Hombres
Los hombres no son únicos. Las mujeres ya participan en la fiesta, son la fiesta dentro de la fiesta. Verlas tocar, saltar, jugar; verlas andar, marchar, correr...
Resuena todavía el largo eco de los tambores. La fiesta va demorándose con lentitud sabia, a la alegría se le suma la fatiga, tras el ... ejercicio de recorrer las calles de la ciudad, engalanadas para esta ocasión trascendente. La noche ha encerrado a la luna, para que no se asuste, y ella se escapa por una ventana entreabierta a la plaza y corre detrás de trompetas, charangas y canciones inocentes. Se sale de ahí cuando es otro día, temiendo al abismo de las horas que caen con soltura, como si bailasen en la intemperie un vals leve. El aire nuevo sabe a miel, azúcar y caramelo. La dureza del tiempo acompaña a la suavidad del ambiente; del mar llega una brisa alegre. Nadie es igual tras haber visitado las islas de la ciudad, sin haber naufragado, o solamente a medias, como hacían los antiguos héroes. En el jardín de la mañana el sueño riega sus flores, abiertas para la ocasión.
Los hombres no son únicos, han perdido importancia, prestigio, renombre y fama. La calma, no; el valor se le supone; espejo son de una sombra que se cierne, flaca y enjuta, sobre los rincones atávicos y característicos. Las mujeres participan en la fiesta; las mujeres son la fiesta dentro de la fiesta, un imperio dentro de otro imperio, potencia que se desarrolla, potencia que se impulsa, potencia que se yergue sobre las demás. Verlas tocar, saltar, jugar; verlas andar, marchar, correr; verlas hablar en voz alta, cantar, perorar, es asistir a un cambio de función y de funciones. Son, no sólo están.

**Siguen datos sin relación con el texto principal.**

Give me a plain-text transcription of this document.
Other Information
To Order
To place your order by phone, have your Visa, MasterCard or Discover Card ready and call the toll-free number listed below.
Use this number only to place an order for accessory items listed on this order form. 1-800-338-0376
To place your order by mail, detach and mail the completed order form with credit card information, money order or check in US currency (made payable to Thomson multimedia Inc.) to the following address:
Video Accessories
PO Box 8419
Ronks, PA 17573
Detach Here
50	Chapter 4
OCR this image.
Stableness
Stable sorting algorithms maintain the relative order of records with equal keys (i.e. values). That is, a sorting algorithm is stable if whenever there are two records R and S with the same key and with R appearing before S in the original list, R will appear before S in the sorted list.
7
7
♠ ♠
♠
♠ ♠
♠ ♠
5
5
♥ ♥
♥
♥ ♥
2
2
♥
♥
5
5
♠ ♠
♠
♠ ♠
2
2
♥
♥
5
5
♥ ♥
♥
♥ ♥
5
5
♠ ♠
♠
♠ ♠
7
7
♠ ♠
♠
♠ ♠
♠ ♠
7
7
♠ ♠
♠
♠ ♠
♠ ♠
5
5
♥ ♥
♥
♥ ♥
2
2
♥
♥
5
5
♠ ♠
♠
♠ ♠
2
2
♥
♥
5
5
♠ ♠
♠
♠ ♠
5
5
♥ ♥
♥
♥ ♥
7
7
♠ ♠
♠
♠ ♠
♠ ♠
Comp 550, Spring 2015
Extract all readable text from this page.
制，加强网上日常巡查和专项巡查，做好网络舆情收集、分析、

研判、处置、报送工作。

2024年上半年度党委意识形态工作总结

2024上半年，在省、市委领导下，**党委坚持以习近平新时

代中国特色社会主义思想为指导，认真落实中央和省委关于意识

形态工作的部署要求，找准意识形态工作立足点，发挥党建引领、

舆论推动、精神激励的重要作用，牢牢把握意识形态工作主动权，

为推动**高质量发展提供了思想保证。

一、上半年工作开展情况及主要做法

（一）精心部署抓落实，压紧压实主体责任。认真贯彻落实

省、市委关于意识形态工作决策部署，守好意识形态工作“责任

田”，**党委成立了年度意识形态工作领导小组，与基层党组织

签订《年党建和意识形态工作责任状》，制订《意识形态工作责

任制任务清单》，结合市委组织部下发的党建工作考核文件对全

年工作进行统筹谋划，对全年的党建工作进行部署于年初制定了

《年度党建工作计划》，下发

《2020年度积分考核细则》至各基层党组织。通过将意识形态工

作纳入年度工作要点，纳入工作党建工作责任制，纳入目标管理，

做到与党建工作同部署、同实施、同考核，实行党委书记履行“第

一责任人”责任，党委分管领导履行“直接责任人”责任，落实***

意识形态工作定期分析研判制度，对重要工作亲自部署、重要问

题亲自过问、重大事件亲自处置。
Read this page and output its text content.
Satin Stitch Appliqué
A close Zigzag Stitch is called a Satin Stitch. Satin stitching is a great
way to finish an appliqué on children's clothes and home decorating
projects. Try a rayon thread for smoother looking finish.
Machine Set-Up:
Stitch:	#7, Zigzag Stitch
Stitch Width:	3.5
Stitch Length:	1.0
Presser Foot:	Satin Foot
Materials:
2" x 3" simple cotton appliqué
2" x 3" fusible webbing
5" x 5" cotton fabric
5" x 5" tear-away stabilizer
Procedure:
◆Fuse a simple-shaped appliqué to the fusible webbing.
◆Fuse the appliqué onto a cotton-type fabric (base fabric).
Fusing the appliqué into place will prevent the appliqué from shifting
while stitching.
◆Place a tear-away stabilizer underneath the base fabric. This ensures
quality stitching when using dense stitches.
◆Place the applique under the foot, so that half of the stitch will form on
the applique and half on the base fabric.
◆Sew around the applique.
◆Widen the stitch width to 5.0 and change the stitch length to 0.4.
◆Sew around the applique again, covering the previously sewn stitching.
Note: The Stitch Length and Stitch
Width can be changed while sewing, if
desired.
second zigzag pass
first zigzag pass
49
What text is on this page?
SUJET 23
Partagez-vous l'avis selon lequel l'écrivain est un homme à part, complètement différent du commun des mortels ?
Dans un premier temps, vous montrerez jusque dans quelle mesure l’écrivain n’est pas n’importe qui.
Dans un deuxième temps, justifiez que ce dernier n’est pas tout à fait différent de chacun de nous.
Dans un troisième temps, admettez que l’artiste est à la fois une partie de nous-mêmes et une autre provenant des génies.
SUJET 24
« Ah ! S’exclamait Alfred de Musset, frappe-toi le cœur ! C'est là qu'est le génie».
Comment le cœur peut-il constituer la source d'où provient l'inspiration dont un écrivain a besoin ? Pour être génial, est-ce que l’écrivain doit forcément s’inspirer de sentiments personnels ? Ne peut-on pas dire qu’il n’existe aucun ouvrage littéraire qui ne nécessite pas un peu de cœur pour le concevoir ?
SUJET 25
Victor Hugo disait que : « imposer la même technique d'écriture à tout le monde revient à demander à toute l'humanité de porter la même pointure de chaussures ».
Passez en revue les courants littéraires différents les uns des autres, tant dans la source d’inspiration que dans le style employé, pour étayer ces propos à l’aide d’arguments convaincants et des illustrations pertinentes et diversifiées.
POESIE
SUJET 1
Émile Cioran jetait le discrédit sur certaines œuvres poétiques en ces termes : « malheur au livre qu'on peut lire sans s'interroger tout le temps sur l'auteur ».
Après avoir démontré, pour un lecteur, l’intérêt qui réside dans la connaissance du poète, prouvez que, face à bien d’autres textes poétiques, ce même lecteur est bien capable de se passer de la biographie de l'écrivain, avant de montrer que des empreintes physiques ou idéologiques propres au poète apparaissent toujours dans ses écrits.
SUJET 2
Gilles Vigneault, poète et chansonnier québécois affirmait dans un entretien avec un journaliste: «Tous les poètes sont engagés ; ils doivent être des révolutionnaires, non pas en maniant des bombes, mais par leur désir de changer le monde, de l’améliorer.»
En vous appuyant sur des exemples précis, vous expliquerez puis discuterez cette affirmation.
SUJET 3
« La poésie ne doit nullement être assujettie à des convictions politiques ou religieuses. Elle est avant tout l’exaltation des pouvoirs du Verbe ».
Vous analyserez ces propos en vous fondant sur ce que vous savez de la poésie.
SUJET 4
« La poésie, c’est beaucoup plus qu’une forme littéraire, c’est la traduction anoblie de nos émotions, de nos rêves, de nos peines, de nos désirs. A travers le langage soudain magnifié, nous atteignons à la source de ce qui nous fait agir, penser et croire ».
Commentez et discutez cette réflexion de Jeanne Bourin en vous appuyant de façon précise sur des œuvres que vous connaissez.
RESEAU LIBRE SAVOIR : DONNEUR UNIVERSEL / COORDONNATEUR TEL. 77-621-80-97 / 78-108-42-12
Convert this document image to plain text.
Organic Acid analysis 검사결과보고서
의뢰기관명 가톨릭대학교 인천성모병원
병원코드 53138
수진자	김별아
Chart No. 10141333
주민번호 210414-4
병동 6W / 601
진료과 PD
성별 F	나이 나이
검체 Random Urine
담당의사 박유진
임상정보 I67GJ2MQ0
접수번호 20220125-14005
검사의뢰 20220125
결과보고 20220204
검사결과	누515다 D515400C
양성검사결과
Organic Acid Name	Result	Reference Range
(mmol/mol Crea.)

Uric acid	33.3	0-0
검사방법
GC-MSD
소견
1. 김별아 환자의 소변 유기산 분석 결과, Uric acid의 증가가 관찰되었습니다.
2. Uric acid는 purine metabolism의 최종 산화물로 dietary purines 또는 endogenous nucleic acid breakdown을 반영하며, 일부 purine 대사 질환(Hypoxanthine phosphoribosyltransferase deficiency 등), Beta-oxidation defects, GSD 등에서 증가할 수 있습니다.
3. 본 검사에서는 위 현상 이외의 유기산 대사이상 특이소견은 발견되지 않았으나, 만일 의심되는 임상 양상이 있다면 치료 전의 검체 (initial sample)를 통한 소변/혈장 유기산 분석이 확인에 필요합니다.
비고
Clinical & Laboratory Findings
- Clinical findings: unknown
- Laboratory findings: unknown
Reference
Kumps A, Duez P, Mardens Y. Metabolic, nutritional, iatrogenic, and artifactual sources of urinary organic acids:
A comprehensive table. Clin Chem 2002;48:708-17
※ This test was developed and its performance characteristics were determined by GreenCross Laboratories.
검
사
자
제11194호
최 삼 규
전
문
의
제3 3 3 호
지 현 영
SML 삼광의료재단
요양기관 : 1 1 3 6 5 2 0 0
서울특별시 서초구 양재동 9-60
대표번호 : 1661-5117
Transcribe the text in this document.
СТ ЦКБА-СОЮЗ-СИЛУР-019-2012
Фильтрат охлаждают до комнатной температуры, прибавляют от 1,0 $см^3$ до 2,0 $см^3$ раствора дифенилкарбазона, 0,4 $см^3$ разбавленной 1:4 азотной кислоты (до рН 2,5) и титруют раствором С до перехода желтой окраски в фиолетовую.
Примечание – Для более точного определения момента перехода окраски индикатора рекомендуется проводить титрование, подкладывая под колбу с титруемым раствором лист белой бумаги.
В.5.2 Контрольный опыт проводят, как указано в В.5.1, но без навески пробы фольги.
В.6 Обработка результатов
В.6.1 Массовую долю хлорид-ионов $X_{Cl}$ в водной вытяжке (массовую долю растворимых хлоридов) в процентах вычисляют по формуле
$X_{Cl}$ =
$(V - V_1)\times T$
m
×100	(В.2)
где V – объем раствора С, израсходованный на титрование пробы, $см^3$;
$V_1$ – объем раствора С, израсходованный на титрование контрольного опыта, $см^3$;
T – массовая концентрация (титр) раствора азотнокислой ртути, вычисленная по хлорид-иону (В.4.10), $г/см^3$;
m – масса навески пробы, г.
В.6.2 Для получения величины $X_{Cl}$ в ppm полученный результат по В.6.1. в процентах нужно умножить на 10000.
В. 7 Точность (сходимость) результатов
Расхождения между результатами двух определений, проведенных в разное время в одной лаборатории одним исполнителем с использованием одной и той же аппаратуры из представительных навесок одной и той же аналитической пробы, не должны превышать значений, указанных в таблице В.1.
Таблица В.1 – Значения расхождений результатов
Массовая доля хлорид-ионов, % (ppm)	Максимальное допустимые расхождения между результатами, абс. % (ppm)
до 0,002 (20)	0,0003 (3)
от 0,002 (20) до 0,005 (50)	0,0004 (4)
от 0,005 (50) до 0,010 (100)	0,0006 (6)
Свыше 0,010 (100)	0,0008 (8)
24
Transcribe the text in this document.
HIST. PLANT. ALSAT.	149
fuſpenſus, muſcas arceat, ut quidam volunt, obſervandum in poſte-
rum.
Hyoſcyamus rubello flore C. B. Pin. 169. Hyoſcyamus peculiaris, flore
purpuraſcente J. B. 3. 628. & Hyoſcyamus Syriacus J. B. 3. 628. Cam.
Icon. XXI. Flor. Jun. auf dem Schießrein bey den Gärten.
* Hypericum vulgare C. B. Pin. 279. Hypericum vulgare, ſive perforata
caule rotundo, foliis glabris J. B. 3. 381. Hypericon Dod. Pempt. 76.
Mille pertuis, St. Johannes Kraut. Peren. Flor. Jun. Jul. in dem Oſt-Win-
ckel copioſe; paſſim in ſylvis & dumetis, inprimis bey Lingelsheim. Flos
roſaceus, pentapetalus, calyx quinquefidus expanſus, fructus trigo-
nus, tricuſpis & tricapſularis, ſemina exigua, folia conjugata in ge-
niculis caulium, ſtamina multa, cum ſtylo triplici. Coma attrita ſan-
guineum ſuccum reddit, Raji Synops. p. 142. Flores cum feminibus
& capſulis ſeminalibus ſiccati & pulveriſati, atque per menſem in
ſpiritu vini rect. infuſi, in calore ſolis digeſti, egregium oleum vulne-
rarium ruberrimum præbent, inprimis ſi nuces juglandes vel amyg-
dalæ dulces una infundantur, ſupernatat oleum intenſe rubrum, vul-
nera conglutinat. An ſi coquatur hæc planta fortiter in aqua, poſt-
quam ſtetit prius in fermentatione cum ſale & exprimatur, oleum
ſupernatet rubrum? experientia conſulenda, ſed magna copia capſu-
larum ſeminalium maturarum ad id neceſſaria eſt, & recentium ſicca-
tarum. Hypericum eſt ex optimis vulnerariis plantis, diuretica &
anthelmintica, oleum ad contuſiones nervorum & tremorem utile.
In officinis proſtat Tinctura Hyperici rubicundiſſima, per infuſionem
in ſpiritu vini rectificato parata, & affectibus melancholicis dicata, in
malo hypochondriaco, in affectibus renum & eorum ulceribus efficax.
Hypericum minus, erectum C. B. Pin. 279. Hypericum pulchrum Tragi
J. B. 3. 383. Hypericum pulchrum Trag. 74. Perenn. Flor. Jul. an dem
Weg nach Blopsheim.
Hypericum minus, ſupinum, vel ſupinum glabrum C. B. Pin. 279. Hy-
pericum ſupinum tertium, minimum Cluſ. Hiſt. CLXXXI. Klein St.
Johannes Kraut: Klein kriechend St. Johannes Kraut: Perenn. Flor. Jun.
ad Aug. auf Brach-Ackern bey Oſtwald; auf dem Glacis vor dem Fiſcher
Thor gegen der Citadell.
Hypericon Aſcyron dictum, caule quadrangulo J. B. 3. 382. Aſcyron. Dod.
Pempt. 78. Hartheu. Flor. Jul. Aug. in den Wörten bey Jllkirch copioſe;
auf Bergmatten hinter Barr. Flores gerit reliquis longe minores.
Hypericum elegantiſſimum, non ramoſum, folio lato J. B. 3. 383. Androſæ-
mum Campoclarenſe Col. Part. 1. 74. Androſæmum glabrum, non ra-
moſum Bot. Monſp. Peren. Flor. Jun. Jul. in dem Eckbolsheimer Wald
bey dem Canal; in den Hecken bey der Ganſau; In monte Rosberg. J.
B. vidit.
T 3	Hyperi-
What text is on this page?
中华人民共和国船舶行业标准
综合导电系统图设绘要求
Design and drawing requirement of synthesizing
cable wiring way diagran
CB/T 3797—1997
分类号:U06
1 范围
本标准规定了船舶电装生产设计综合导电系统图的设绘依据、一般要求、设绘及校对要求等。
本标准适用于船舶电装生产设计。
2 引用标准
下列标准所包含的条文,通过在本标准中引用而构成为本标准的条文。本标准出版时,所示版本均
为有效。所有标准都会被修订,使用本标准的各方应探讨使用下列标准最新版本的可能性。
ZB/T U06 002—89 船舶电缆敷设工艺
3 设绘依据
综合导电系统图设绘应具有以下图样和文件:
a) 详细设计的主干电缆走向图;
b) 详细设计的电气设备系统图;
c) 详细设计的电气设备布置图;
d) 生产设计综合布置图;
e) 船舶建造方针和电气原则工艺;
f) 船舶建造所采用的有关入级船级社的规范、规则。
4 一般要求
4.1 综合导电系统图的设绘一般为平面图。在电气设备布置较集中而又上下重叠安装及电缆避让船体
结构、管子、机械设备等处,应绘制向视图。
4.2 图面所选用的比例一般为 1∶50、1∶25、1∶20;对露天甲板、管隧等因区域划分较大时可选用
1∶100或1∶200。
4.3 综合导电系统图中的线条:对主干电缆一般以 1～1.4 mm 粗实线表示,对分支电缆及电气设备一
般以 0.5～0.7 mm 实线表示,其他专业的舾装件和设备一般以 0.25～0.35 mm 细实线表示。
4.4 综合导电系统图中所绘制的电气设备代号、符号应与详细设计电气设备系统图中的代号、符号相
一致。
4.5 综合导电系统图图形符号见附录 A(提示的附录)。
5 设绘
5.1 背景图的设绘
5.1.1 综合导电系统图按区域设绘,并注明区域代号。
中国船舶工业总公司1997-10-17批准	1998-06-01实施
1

Son la fuente donde se vierten las muchas aguas que trae el presente, los arroyos que, en el futuro, sin antes agostarse, irán a la mar de la esperanza y de la cordialidad temprana. Son la música que no calla, el silencio que se rompe, la luz que se eleva sobre el atardecer de las cosas, la luz que acompaña desde el amanecer hasta el ocaso, la sencilla llama de una vela que, a veces, provoca incendios, no siempre deseados.
Y están algunos atribulados, sumidos en la mayor de las perplejidades. El mundo cambia de rumbo y no da explicaciones. Pero siguen en su sitio el cauce del río, las avenidas agitadas por el viento, las aceras rociadas de noche y perfumadas de día, los escaparates, modelos de la realidad mercantil, parpadeando, emitiendo señales que todos comprenden. Hay signos y signos, quien quiera entender que entienda; quien no, que prosiga su camino, que la fiesta es de todos, mientras los corazones sigan latiendo al ritmo del tambor y de la trompeta.